20210524

 

"Olá, sou o Zé".  Não me custa imaginar que do outro lado alguns dos que me lêem respondam, ainda que em silêncio: "olá Zé". É assim que me apresento, invariavelmente, há uma data de anos, justamente porque é assim que me sinto desde sempre. Zé. Só Zé. Simplesmente Zé. Despretensiosamente Zé. Agora é-me fácil, o mais natural possível, para mim, ser este Zé. Mas nem sempre foi assim. Aliás, só muito recentemente tem sido assim. Tornou-o possível a famosa crise masculina dos cinquenta, numa altura em que, face a acontecimentos que me foram profundamente significativos - alguns internos, outros externos - eu entrei em pânico por me perguntar o que diria ao meu Deus quando, como eu acredito que acontecerá. nos encontrarmos olhos nos olhos. Na altura, o Mero e o Lino, num breve espaço de tempo, tiveram esse encontro - e o Jorge faltou ao encontro, felizmente! - e eu perguntava: e se fosse eu? O que diria? Como o diria? Quem seria? e entrei em parafuso. Se normalmente coloco tudo em questão, nessa altura não ficou pedra sobre pedra: tudo derrubei, tudo procurei, fui ao fundo das gavetas que jaziam no fundo dos baús que eu cuidadosamente varrera para debaixo do tapete durante toda a minha vida. E vi-me e escutei-me e questionei-me e perdi-me e reencontrei-me, invariavelmente agarrando as mãos que me eram estendidas e que me certificavam que eu, apesar de mim, era amado. Desde então mudaram algumas coisas mas creio que o essencial permanece, e permanecerá, espero eu. Continuo o mesmo puto maravilhado com a sensação de viver no bazar de brinquedos, continuo à procura de algo mais, continuo a agradecer o imenso que tenho e, agora, a agradecer o que vou conseguindo ser. Louvo a Deus todas as manhãs e agradeço-Lhe todas as noites. Por quem me rodeia, sobretudo. Continuo a sonhar muito, a projetar muito, a querer pouco, a conseguir pouco, e, agora, a ser feliz com isso. Porque sou eu. As camelices são as minhas camelices, as insuficiências são as minhas insuficiências. os defeitos são os meus defeitos. E as escolhas são as minhas escolhas. Conscientes, ponderadas, comprometidas, umas, inconscientes, levianas e descomprometidas outras. São as minhas escolhas, não as renego, mesmo quando incompreendidas. Sobretudo quando incompreendidas. Porque descobri que, quem me ama, ama-me mesmo sem conseguir compreender tudo em mim. E ama-me mesmo não gostando de tudo o que compreende.

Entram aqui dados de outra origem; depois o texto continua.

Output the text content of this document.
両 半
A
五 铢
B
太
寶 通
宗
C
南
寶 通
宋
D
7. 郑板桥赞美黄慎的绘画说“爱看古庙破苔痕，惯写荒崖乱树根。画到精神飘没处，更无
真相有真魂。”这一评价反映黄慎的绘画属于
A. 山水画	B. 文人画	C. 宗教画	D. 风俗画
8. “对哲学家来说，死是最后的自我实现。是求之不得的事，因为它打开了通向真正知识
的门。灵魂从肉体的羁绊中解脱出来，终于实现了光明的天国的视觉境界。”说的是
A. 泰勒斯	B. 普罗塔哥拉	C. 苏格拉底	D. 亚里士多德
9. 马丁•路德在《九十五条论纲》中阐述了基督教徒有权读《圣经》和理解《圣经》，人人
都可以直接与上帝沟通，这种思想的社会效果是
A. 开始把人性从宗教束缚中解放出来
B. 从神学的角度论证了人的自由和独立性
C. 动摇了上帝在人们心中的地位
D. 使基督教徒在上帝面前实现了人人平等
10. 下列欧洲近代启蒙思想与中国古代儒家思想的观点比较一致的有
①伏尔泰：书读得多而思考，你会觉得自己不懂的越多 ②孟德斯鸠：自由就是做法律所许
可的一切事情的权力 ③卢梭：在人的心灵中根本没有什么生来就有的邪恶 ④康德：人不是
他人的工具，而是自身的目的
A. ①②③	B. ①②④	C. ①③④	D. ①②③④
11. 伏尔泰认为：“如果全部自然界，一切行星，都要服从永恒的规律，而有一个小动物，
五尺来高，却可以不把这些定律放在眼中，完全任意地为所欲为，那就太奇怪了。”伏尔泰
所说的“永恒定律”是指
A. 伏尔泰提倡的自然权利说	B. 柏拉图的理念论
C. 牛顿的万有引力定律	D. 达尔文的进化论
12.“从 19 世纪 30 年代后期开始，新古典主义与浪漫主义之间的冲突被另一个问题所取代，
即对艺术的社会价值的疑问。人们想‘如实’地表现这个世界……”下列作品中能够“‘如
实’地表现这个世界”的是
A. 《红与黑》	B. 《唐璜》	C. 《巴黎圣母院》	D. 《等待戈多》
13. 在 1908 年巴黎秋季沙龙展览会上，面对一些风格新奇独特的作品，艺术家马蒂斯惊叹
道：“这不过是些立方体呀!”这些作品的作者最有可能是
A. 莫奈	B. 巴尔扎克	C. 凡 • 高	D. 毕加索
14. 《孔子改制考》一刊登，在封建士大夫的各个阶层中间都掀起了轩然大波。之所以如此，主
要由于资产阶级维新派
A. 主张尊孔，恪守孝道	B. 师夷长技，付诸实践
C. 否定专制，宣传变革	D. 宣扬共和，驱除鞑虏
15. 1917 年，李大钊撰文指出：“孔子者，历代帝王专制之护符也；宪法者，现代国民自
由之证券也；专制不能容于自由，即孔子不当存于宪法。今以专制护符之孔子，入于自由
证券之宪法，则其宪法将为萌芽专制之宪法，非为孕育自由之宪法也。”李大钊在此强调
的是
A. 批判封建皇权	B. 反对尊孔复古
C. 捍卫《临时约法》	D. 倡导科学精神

"Olá, sou o Zé". Já não me assusta dizer-Lhe. A minha batalha, agora, de todos os dias, é poder vivê-lo como espero, um dia - que venha longe! - dizê-lo: de peito aberto e cabeça erguida e, sobretudo, confiança no Amor.

20210517

 

Detesto a sobranceria. nos outros. Odeio a sobranceria. Em mim. Às vezes tenho a mania e apanho-me a ter a mania e fico sempre muito desiludido e zangado comigo quando isso acontece. Hoje foi a propósito de uma foto do Goucha e do Carreira. A legenda referia qualquer coisa como dor e lágrimas e o meu primeiro impulso interior foi sarcástico. Dois segundos depois arrependi-me, mas a verdade é que esse primeiro impulso interior esteve lá. Como está sempre. Não falha! Nunca! Infelizmente!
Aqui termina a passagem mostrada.